What are monoclonal antibodies?

When the SARS-CoV-2 virus enters the body, it breaks into the cells and uses them to replicate itself. The spike proteins protruding from the virus’ surface act as a type of key to unlock those cells.

When the immune system identifies a pathogen like SARS-CoV-2, it begins to churn out antibodies: proteins that recognize and bind to specific proteins found on the virus. Antibodies that bind to the spike protein are called neutralizing antibodies, because they’re able to prevent SARS-CoV-2 from entering cells and replicating, thus neutralizing the infection.

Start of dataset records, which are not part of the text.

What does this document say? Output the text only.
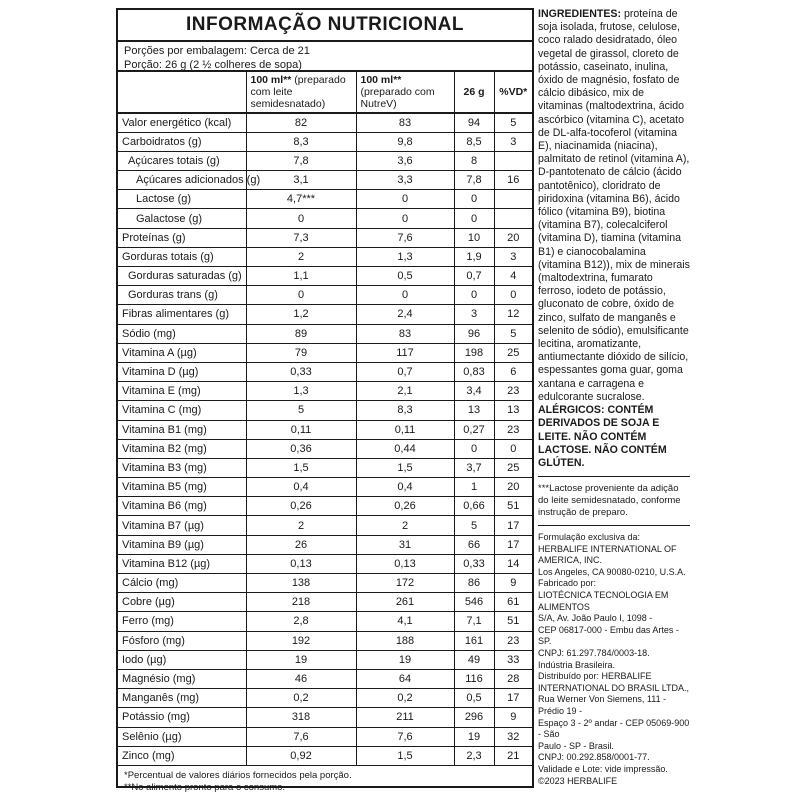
INFORMAÇÃO NUTRICIONAL
Porções por embalagem: Cerca de 21
Porção: 26 g (2 ½ colheres de sopa)
	100 ml** (preparado com leite semidesnatado)	100 ml** (preparado com NutreV)	26 g	%VD*
Valor energético (kcal)	82	83	94	5
Carboidratos (g)	8,3	9,8	8,5	3
Açúcares totais (g)	7,8	3,6	8	
Açúcares adicionados (g)	3,1	3,3	7,8	16
Lactose (g)	4,7***	0	0	
Galactose (g)	0	0	0	
Proteínas (g)	7,3	7,6	10	20
Gorduras totais (g)	2	1,3	1,9	3
Gorduras saturadas (g)	1,1	0,5	0,7	4
Gorduras trans (g)	0	0	0	0
Fibras alimentares (g)	1,2	2,4	3	12
Sódio (mg)	89	83	96	5
Vitamina A (µg)	79	117	198	25
Vitamina D (µg)	0,33	0,7	0,83	6
Vitamina E (mg)	1,3	2,1	3,4	23
Vitamina C (mg)	5	8,3	13	13
Vitamina B1 (mg)	0,11	0,11	0,27	23
Vitamina B2 (mg)	0,36	0,44	0	0
Vitamina B3 (mg)	1,5	1,5	3,7	25
Vitamina B5 (mg)	0,4	0,4	1	20
Vitamina B6 (mg)	0,26	0,26	0,66	51
Vitamina B7 (µg)	2	2	5	17
Vitamina B9 (µg)	26	31	66	17
Vitamina B12 (µg)	0,13	0,13	0,33	14
Cálcio (mg)	138	172	86	9
Cobre (µg)	218	261	546	61
Ferro (mg)	2,8	4,1	7,1	51
Fósforo (mg)	192	188	161	23
Iodo (µg)	19	19	49	33
Magnésio (mg)	46	64	116	28
Manganês (mg)	0,2	0,2	0,5	17
Potássio (mg)	318	211	296	9
Selênio (µg)	7,6	7,6	19	32
Zinco (mg)	0,92	1,5	2,3	21
*Percentual de valores diários fornecidos pela porção.
**No alimento pronto para o consumo.
INGREDIENTES: proteína de soja isolada, frutose, celulose, coco ralado desidratado, óleo vegetal de girassol, cloreto de potássio, caseinato, inulina, óxido de magnésio, fosfato de cálcio dibásico, mix de vitaminas (maltodextrina, ácido ascórbico (vitamina C), acetato de DL-alfa-tocoferol (vitamina E), niacinamida (niacina), palmitato de retinol (vitamina A), D-pantotenato de cálcio (ácido pantotênico), cloridrato de piridoxina (vitamina B6), ácido fólico (vitamina B9), biotina (vitamina B7), colecalciferol (vitamina D), tiamina (vitamina B1) e cianocobalamina (vitamina B12)), mix de minerais (maltodextrina, fumarato ferroso, iodeto de potássio, gluconato de cobre, óxido de zinco, sulfato de manganês e selenito de sódio), emulsificante lecitina, aromatizante, antiumectante dióxido de silício, espessantes goma guar, goma xantana e carragena e edulcorante sucralose.
ALÉRGICOS: CONTÉM DERIVADOS DE SOJA E LEITE. NÃO CONTÉM LACTOSE. NÃO CONTÉM GLÚTEN.
***Lactose proveniente da adição do leite semidesnatado, conforme instrução de preparo.
Formulação exclusiva da:
HERBALIFE INTERNATIONAL OF
AMERICA, INC.
Los Angeles, CA 90080-0210, U.S.A.
Fabricado por:
LIOTÉCNICA TECNOLOGIA EM ALIMENTOS
S/A, Av. João Paulo I, 1098 -
CEP 06817-000 - Embu das Artes - SP.
CNPJ: 61.297.784/0003-18.
Indústria Brasileira.
Distribuído por: HERBALIFE
INTERNATIONAL DO BRASIL LTDA.,
Rua Werner Von Siemens, 111 - Prédio 19 -
Espaço 3 - 2º andar - CEP 05069-900 - São
Paulo - SP - Brasil.
CNPJ: 00.292.858/0001-77.
Validade e Lote: vide impressão.
©2023 HERBALIFE
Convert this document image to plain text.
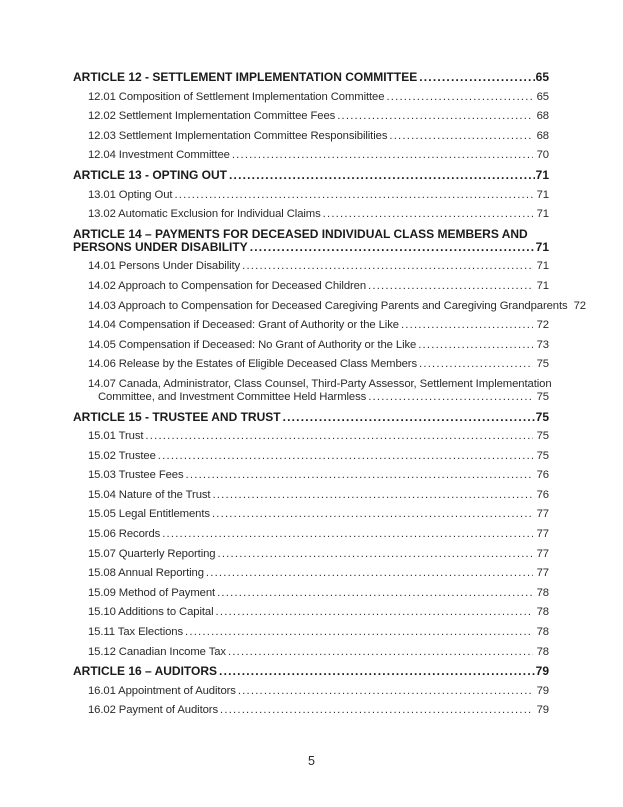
ARTICLE 12 - SETTLEMENT IMPLEMENTATION COMMITTEE .....	65
12.01 Composition of Settlement Implementation Committee .....	65
12.02 Settlement Implementation Committee Fees .....	68
12.03 Settlement Implementation Committee Responsibilities .....	68
12.04 Investment Committee .....	70
ARTICLE 13 - OPTING OUT .....	71
13.01 Opting Out .....	71
13.02 Automatic Exclusion for Individual Claims .....	71
ARTICLE 14 – PAYMENTS FOR DECEASED INDIVIDUAL CLASS MEMBERS AND
PERSONS UNDER DISABILITY .....	71
14.01 Persons Under Disability .....	71
14.02 Approach to Compensation for Deceased Children .....	71
14.03 Approach to Compensation for Deceased Caregiving Parents and Caregiving Grandparents 72
14.04 Compensation if Deceased: Grant of Authority or the Like .....	72
14.05 Compensation if Deceased: No Grant of Authority or the Like .....	73
14.06 Release by the Estates of Eligible Deceased Class Members .....	75
14.07 Canada, Administrator, Class Counsel, Third-Party Assessor, Settlement Implementation
Committee, and Investment Committee Held Harmless .....	75
ARTICLE 15 - TRUSTEE AND TRUST .....	75
15.01 Trust .....	75
15.02 Trustee .....	75
15.03 Trustee Fees .....	76
15.04 Nature of the Trust .....	76
15.05 Legal Entitlements .....	77
15.06 Records .....	77
15.07 Quarterly Reporting .....	77
15.08 Annual Reporting .....	77
15.09 Method of Payment .....	78
15.10 Additions to Capital .....	78
15.11 Tax Elections .....	78
15.12 Canadian Income Tax .....	78
ARTICLE 16 – AUDITORS .....	79
16.01 Appointment of Auditors .....	79
16.02 Payment of Auditors .....	79
5
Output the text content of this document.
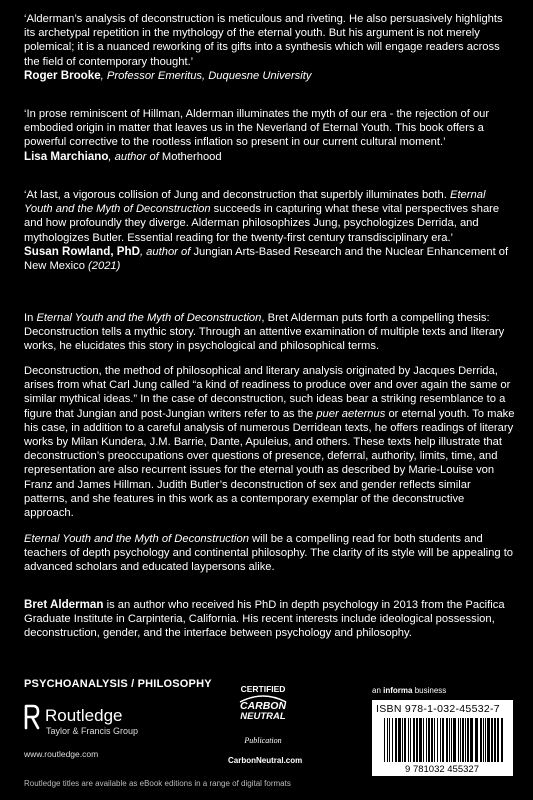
‘Alderman’s analysis of deconstruction is meticulous and riveting. He also persuasively highlights its archetypal repetition in the mythology of the eternal youth. But his argument is not merely polemical; it is a nuanced reworking of its gifts into a synthesis which will engage readers across the field of contemporary thought.’

Roger Brooke, Professor Emeritus, Duquesne University

‘In prose reminiscent of Hillman, Alderman illuminates the myth of our era - the rejection of our embodied origin in matter that leaves us in the Neverland of Eternal Youth. This book offers a powerful corrective to the rootless inflation so present in our current cultural moment.’

Lisa Marchiano, author of Motherhood

‘At last, a vigorous collision of Jung and deconstruction that superbly illuminates both. Eternal Youth and the Myth of Deconstruction succeeds in capturing what these vital perspectives share and how profoundly they diverge. Alderman philosophizes Jung, psychologizes Derrida, and mythologizes Butler. Essential reading for the twenty-first century transdisciplinary era.’

Susan Rowland, PhD, author of Jungian Arts-Based Research and the Nuclear Enhancement of New Mexico (2021)

In Eternal Youth and the Myth of Deconstruction, Bret Alderman puts forth a compelling thesis: Deconstruction tells a mythic story. Through an attentive examination of multiple texts and literary works, he elucidates this story in psychological and philosophical terms.

Deconstruction, the method of philosophical and literary analysis originated by Jacques Derrida, arises from what Carl Jung called “a kind of readiness to produce over and over again the same or similar mythical ideas.” In the case of deconstruction, such ideas bear a striking resemblance to a figure that Jungian and post-Jungian writers refer to as the puer aeternus or eternal youth. To make his case, in addition to a careful analysis of numerous Derridean texts, he offers readings of literary works by Milan Kundera, J.M. Barrie, Dante, Apuleius, and others. These texts help illustrate that deconstruction’s preoccupations over questions of presence, deferral, authority, limits, time, and representation are also recurrent issues for the eternal youth as described by Marie-Louise von Franz and James Hillman. Judith Butler’s deconstruction of sex and gender reflects similar patterns, and she features in this work as a contemporary exemplar of the deconstructive approach.

Eternal Youth and the Myth of Deconstruction will be a compelling read for both students and teachers of depth psychology and continental philosophy. The clarity of its style will be appealing to advanced scholars and educated laypersons alike.

Bret Alderman is an author who received his PhD in depth psychology in 2013 from the Pacifica Graduate Institute in Carpinteria, California. His recent interests include ideological possession, deconstruction, gender, and the interface between psychology and philosophy.

PSYCHOANALYSIS / PHILOSOPHY
Routledge
Taylor & Francis Group
www.routledge.com
CERTIFIED
CARBON
NEUTRAL
Publication
CarbonNeutral.com
an informa business
ISBN 978-1-032-45532-7
9 781032 455327
Routledge titles are available as eBook editions in a range of digital formats
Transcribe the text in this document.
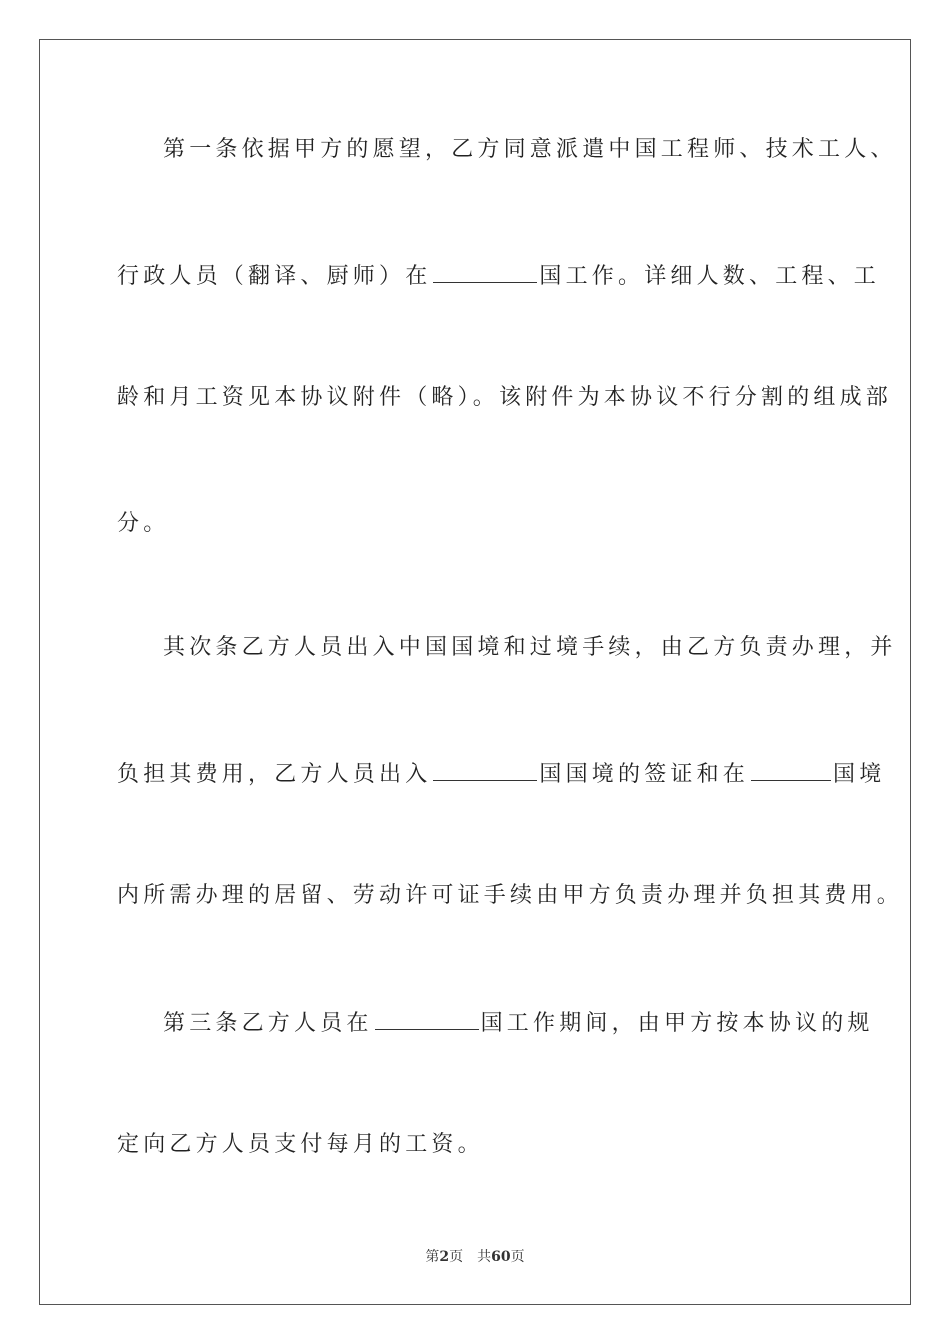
第一条依据甲方的愿望，乙方同意派遣中国工程师、技术工人、
行政人员（翻译、厨师）在	国工作。详细人数、工程、工
龄和月工资见本协议附件（略）。该附件为本协议不行分割的组成部
分。
其次条乙方人员出入中国国境和过境手续，由乙方负责办理，并
负担其费用，乙方人员出入	国国境的签证和在	国境
内所需办理的居留、劳动许可证手续由甲方负责办理并负担其费用。
第三条乙方人员在	国工作期间，由甲方按本协议的规
定向乙方人员支付每月的工资。
第2页 共60页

Monoclonal antibodies are just like the antibodies the body makes when it sees SARS-CoV-2, except they’re designed in a laboratory to bind to specific parts of the spike protein.

“Monoclonal antibodies mimic your immune system and block the virus that causes COVID-19 from entering your body’s cells,” explains Dr. David T. Huang, a professor of clinical care medicine and emergency medicine at the University of Pittsburgh School of Medicine.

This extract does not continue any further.